WTB has successfully restored critical communications data after a SAN drive failed, corrupting one terabyte of data.

By Miya Knights, 12 Jun 2008 at 10:12

Hard Disk failure

WTB Group has successfully recovered key communications data after serious IT failures recently put its business operations at risk.

The UK supplier of civil engineering and building materials carries out most of its business via electronic messages, sending and receiving an average of 25,000 emails every day.

But when a drive on its storage area network (SAN) with one terabyte of data and eight virtual servers failed, the volume group became corrupted when it tried to recover itself. The failure also impacted a series of servers running Microsoft Exchange and SQL, affecting normal business operations for 1,000 WTB internal users.

WTB IT systems manager, Tim Brice said: “Because half of office based users and all remote users were without Email, we obviously missed out on important correspondence with business partners including potential customers. In addition, business operations were severely impacted by having 50 per cent of users unable to access the systems and several key applications unavailable.”

He added: “The situation continued to worsen, with blue screens of death appearing on several virtual servers hosted on the SAN and key databases losing data and becoming corrupted. In the end we made the decision to re-build the SAN volume group, rebuild the virtual machines and restore data and configurations from backup.”

WTB called on its backup systems provider, Databarracks to help with the SAN volume group re-build, having started using its services last year to protect 3 terabytes of emails, databases and files on 21 servers.

The re-build work took just over 24 hours, using data restored from Databarracks’ systems. “We were able to run with much higher availability the following day,” said Brice. The resulting delays and costs would have been much worse if Databarracks had not acted so quickly.”

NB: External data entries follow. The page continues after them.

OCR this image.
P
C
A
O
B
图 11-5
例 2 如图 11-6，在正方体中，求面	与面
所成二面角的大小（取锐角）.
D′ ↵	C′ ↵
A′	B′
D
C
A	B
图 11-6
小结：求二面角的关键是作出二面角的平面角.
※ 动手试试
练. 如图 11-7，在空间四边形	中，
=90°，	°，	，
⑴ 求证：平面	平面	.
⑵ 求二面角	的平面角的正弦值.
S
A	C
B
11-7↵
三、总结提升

Since January’s incident, WTB had to call on its backup supplier again last month when work to cable computer sockets in the firm’s main computer room shorted a mains circuit. This tripped the main electrical feed into the computer room and the uninterruptible power supply (UPS) automatically shut down to protect itself.

All of the server, storage, and network systems crashed and some data had to be restored through a remote connection to ensure systems were operational once the electrical fault had been fixed.

Brice said: “I used to have nightmares when backing up to tape due to reliability, now I can just forget about backups in the knowledge that backup data is safe and sound in a managed data centre environment.” And, although he benefits from the Databarracks systems performing their day-to-day tasks, he added that the service was key to the company’s ability to recover operational systems during unforeseen IT failures.